Under Greg Smith, the combined office of the county tax assessor, recorder and clerk was a model of good service. The people at the counter were genuinely helpful. Let’s say you wanted to trace the history of the property you now own, but didn’t know how to do that. The clerks would explain how to use a Grantor/Grantee index to find recorded mortgages and changes in ownership. They’d walk you over to the shelves where the records can be found on microfilm, and even show you how to thread a microfilm cartridge into the reader. And, they’d invite you to return to the counter if you needed any more help. Ernie Dronenberg, the current assessor/recorder/clerk. says service deteriorated after Smith retired, but promises that now that he’s in office, he’ll bring customer service back up to the Smith standard.
Charles Wax, owner of Waxie Sanitary Supply, tells me that customer service is a key reason why the San Diego-based business, has grown to become the largest family-owned janitorial supply business in the country, with over 800 employees and outlets throughout the western United States. He explained that the men who started Waxie – his uncle Harry and father Morris Wax – figured back in 1946 that there would be many competitors selling similar kinds of products.
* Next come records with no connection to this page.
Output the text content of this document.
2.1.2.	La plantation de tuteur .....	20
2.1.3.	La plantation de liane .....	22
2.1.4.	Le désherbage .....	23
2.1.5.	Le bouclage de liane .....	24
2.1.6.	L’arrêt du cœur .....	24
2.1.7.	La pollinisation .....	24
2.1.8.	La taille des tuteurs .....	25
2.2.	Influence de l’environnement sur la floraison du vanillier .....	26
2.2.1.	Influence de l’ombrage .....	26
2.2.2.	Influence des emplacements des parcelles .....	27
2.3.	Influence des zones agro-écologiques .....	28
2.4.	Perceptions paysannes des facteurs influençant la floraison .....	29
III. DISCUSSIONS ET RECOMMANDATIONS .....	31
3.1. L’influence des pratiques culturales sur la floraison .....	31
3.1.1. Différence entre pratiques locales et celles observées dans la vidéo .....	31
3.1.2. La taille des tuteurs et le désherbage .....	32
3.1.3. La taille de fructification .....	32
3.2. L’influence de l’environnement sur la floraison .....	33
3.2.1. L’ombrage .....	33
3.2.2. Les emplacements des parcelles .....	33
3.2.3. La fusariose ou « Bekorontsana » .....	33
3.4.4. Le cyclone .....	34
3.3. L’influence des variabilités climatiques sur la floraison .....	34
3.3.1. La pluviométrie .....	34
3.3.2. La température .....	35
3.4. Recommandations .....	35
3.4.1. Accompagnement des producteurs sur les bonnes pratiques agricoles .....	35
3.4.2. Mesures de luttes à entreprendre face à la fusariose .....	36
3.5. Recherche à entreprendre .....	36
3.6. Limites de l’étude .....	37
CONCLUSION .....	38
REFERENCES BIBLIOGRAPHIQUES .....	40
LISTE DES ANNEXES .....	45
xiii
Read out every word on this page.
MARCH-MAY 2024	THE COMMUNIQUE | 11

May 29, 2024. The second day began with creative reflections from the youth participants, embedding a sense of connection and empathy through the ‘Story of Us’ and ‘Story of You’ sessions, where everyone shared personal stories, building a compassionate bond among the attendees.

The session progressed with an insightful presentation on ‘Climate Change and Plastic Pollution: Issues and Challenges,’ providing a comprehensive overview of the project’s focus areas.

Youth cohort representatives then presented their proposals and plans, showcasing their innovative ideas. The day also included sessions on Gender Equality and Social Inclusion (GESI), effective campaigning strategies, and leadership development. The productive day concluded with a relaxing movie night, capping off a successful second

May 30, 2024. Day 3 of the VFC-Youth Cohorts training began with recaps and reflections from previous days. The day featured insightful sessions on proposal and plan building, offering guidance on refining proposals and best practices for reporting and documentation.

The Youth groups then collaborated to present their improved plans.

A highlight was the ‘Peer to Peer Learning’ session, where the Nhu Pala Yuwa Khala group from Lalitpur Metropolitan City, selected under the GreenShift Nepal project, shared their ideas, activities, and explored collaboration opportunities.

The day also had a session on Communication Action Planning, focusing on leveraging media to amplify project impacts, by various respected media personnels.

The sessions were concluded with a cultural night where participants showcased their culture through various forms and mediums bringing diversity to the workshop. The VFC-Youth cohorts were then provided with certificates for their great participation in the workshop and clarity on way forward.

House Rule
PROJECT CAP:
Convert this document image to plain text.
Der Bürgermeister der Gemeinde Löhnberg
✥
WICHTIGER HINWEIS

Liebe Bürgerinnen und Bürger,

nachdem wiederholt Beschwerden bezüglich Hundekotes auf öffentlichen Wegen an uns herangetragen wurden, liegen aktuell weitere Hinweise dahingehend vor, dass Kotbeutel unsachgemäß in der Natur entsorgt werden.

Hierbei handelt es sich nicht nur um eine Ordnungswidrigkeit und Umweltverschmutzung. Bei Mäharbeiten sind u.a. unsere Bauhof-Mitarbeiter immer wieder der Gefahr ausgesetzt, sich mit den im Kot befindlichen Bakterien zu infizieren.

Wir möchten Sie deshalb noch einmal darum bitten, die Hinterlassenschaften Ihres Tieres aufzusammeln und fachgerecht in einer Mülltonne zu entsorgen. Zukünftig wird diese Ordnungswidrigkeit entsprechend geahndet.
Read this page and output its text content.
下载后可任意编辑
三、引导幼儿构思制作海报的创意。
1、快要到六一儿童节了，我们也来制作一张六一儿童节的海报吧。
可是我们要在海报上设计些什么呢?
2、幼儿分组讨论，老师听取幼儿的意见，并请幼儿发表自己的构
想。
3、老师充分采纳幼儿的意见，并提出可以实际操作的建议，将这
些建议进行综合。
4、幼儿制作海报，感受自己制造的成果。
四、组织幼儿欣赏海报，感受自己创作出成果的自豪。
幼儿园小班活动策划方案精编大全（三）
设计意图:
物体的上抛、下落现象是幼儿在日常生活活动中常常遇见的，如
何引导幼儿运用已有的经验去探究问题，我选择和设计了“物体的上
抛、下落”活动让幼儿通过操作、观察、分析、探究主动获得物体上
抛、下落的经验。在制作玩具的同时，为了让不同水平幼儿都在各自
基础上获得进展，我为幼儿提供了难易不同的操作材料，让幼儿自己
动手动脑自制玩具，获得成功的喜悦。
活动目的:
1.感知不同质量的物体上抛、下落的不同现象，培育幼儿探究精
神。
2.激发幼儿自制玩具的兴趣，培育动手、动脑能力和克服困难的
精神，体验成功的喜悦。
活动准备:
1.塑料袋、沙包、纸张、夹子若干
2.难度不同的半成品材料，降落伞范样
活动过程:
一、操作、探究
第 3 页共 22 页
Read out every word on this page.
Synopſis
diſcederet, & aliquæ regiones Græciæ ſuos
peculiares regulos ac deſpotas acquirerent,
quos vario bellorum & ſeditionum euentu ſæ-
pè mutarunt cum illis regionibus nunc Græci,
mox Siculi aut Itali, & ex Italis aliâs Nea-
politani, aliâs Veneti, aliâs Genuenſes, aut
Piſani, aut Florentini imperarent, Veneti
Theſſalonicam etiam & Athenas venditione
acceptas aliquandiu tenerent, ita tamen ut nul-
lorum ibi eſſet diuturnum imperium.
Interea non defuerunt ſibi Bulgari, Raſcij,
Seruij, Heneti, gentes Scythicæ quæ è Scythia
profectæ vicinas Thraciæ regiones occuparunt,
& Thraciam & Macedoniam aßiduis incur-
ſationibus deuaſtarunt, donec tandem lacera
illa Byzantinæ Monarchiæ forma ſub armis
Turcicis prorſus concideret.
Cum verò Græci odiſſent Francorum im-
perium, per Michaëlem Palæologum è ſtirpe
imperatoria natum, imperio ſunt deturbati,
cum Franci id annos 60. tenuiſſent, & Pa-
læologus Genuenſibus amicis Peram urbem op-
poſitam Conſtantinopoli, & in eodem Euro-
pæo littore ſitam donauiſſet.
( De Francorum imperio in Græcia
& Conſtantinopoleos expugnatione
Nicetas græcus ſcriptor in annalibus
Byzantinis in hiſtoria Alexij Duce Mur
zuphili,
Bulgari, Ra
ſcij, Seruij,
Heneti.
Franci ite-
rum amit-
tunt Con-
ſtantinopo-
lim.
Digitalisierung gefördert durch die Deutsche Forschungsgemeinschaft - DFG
They recognized that they could carve a niche by being the company that could fill orders for multiple janitorial supplies the very next day, no matter where in San Diego County the customer’s business might be.
That may sound easy, but to make that happen required having some thousands of inventory items on hand, a system for quickly finding and pulling products off the shelves, getting them into the trucks, and dispatched on well thought out delivery routes. As the company expanded throughout the West, enlarging upon this type of customer service was a priority.
Wax said from his own personal standpoint, there’s nothing more annoying than when you call a business and you get put into some kind of computerized voice mail maze, never being able to talk to a live representative. At Waxie’s San Diego headquarters, he said proudly, there is a live switchboard operator, who has worked for the company 25 years. Her name is Pat and she not only knows some 160 local extensions by heart, she also recognizes many vendors and customers by their voice.
Ernie Pyle would have appreciated people like Greg Smith, Ernie Dronenberg, and Charles Wax. And, so would the bride and groom in that TV commercial!